As the United States awaits the decision by the Supreme Court as to whether President Barack Obama exceeded his authority by making an executive decision to protect millions of undocumented immigrant parents and grant them work permits, the states are trying to calculate what the costs of the decision will be for them, whatever the result turns out to be.
Regardless of the decision, states are divided on whether immigration reform would hurt or help them in economic terms. A new study from the National Research Center in regards to Hispanic Children & Families suggests that one in four children who are Hispanic have at least one parent who is an undocumented immigrant, though even if the new deferred action gets the go-ahead only parents with no criminal convictions and who have been in the United States since 2010 will be eligible.
If the Supreme Court strikes down the policy, however, then many parents of children who have citizenship could potentially be deported, causing concern about the possible impact on families, which was one of the arguments used by in court by Donald Verrilli, the US Solicitor General.

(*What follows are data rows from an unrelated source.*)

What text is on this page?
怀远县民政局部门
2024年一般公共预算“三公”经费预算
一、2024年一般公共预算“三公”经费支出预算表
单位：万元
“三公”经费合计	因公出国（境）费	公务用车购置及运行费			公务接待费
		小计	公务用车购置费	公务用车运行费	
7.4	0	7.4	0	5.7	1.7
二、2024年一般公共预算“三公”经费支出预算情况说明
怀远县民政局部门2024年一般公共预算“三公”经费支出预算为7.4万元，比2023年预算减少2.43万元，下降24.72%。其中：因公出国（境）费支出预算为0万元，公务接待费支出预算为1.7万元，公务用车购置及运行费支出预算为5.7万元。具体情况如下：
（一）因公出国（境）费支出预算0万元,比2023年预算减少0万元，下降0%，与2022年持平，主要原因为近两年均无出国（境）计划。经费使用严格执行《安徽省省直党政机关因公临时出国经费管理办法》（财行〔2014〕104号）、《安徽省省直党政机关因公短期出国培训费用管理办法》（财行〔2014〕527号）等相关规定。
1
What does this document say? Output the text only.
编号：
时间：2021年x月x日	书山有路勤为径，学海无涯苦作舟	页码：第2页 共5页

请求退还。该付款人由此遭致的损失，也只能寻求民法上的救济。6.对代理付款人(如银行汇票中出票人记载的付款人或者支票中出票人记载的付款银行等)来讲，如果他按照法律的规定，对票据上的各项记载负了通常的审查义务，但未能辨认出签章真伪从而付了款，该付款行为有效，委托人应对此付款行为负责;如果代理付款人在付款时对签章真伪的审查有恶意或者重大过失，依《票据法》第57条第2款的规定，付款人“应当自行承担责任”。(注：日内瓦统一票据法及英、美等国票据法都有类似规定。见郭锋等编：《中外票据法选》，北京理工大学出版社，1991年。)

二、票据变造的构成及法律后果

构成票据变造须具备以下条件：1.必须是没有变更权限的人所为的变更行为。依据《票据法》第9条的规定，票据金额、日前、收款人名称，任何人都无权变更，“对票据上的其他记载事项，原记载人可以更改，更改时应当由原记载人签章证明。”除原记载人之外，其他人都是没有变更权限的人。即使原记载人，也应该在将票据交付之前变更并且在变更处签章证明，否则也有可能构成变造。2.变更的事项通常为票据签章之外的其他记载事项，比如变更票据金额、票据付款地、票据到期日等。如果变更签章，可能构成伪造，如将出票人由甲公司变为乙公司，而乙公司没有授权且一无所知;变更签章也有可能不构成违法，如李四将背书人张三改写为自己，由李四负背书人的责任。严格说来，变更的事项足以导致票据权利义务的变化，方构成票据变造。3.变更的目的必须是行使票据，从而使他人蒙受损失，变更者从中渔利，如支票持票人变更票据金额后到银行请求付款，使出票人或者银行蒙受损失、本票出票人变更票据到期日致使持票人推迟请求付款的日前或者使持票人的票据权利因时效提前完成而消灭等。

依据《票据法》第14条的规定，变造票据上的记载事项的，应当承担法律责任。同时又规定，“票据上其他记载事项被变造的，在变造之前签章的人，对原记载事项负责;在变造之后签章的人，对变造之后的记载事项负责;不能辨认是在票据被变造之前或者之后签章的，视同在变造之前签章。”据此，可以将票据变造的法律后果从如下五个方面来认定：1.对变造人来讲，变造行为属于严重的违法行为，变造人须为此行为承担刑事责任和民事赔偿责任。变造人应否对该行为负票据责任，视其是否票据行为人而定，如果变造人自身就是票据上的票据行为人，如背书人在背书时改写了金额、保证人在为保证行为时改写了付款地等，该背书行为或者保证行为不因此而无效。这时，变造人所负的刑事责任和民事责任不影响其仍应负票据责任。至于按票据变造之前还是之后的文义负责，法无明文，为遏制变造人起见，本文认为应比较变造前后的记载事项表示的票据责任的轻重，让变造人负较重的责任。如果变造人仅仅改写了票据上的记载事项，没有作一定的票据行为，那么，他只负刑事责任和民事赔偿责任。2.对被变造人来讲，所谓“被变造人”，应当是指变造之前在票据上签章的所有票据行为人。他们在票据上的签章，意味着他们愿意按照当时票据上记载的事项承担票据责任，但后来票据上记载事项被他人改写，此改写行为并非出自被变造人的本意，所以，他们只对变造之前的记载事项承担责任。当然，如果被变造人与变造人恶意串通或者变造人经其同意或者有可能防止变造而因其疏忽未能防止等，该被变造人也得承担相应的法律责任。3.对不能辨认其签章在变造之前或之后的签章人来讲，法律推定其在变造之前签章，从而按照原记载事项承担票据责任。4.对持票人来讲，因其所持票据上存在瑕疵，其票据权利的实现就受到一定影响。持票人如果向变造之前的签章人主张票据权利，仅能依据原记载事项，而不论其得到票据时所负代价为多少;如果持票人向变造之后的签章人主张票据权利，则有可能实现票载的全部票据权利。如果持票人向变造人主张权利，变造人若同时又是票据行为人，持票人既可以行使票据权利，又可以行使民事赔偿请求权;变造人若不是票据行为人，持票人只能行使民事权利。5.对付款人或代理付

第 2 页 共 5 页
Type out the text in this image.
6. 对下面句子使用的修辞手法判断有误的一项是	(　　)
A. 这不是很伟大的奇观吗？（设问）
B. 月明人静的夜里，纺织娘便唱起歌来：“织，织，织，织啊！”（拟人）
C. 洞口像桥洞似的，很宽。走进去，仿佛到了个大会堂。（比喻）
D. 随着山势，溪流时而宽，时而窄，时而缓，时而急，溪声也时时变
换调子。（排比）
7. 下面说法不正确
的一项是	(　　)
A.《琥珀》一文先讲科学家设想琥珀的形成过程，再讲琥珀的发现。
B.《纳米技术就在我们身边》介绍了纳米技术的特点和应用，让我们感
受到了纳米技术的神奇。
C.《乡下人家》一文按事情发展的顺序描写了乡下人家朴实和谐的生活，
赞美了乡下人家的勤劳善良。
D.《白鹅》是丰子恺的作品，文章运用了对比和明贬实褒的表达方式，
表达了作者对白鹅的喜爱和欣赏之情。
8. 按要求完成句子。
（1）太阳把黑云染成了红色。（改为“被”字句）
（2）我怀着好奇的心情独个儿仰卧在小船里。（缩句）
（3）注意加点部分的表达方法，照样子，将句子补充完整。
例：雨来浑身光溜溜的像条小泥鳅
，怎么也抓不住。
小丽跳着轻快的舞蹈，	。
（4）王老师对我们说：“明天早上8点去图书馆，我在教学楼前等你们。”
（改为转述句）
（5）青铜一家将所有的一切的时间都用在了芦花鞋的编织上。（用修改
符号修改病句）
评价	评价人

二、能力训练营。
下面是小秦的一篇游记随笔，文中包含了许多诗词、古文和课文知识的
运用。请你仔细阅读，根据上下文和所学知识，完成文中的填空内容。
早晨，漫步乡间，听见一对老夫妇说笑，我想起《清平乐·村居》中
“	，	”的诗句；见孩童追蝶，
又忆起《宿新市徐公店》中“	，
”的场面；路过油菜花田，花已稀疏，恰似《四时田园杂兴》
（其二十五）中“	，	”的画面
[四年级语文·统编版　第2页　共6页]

Texas, on the other hand, believes that the state will have to find millions of dollars in order to give driver’s licenses to undocumented immigrants, in addition to the extra financial burden on health care, law enforcement, unemployment benefits and education. Lawyers for other states such as Washington refute this argument, claiming that DAPA would actually benefit the states financially, allowing parents to bring in more revenue and thus pay more taxes.